«Свобода слова — это буржуазный предрассудок,— ответил Ленин,— успокаивающий компресс от социальных язв. В республике рабочих экономическое благосостояние говорит громче, чем слова». Перед диктатурой пролетариата «стоят очень серьезные трудности, самая серьезная — это сопротивление крестьянства. Крестьянам нужны гвозди, соль, текстиль, тракторы, электрификация. Когда мы им это дадим, они будут с нами... При теперешнем состоянии России вся болтовня о свободе только пища для реакции, пытающейся подавить Россию. В этом виновны только бандиты, и их надо держать под замком». Эти слова дали им представление о том, какое будущее ожидает Советскую Россию. Грубо игнорируя хорошо известную любовь анархистов к свободе и ненависть к организации, Ленин предложил Гольдман и Беркману сотрудничать с Коминтерном, работая за рубежом на пользу Советов. Они не могли согласиться на это. Горечь их постепенно накоплялась в течение последовавшего за этим разговором года, но она перелилась через край только после того, как Кремль сосредоточенной военной силой подавил крестьянско-анархистское восстание советских матросов в Кронштадте в 1921 году. Позже слово «Кронштадт» стало синонимом той последней капли, которая переполняет чашу терпения коммуниста или попутчика и заставляет его оставить движение того последнего толчка, который сбрасывает седоков с паровоза мировой революции.
Анжелика Балабанова, приведшая Гольдман и Беркмана к Ленину, испытала свой «Кронштадт» еще до них. Она хорошо знала Ленина, приходила к нему домой, он с ней советовался. Она знала европейское социалистическое движение, особенно итальянское. Однажды, в 1920 году, Ленин пригласил ее к себе в Кремль и спросил, каково ее мнение о ситуации в Италии. Она сказала, что в Италии большой революционный энтузиазм. «Но, товарищ Балабанова,— перебил ее Ленин,— разве вы не знаете, что революционные события в Италии в настоящий момент были бы катастрофой, трагедией? У Италии нет ни зерна, ни угля, ни, вообще, сырьевых материалов... Не сравнивайте русский народ с другими народами. Ни один другой народ не смог бы вынести такие страдания... Нам не нужна вторая Венгрия». Преждевременная революция в маленькой стране не была нужна Ленину.

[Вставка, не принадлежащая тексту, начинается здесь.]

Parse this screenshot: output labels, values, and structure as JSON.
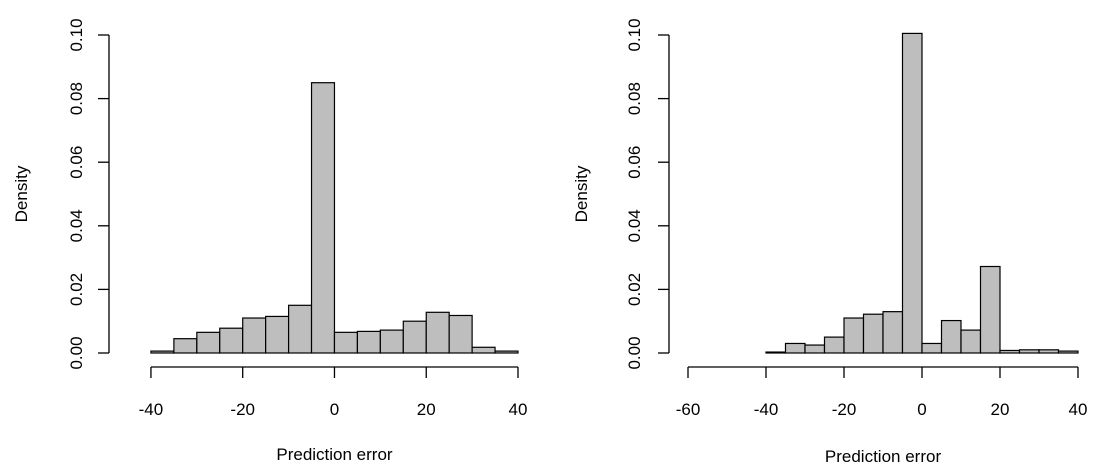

Но этот разговор показал Балабановой «лицемерие большевистской политики и лично Ленина», потому что, в то время как сам Ленин говорил ей об опасностях, связанных с революцией в Италии, Джьячинто Серрати, вождь итальянских революционных социалистов, утверждавший то же самое, попал в немилость в Москве и был объявлен предателем. Кремль заменил его Бомбаччи, которого Ленин назвал и разговоре с Балабановой «безграмотным идиотом», а другой видный большевик — «длиннобородым дураком». Позже, пишет Балабанова, большевики бросили его. Тогда он примкнул к фашистам и позже был повешен на одной виселице с Муссолини152.
Балабанова увидела, что ее окружает цинизм, неискренность, обман, всеобщая нищета, вызванная советским государством. «Я сама видела и испытала на себе,— пишет она,— как ходят в деревне из избы в избу, пытаясь обменять иголку на яйцо». Такое положение было не только результатом мировой и гражданской войн, но и следствием любви Ленина к классовой борьбе.
Поэтому Балабанова заявила в ЦК, что хочет оставить пределы России. Начались проволочки. Она без конца умоляла Ленина ускорить ее отъезд. Наконец, он сказал с раздражением: «Что ж, ладно, если вы предпочитаете Италию России, мы немедленно выполним вашу просьбу».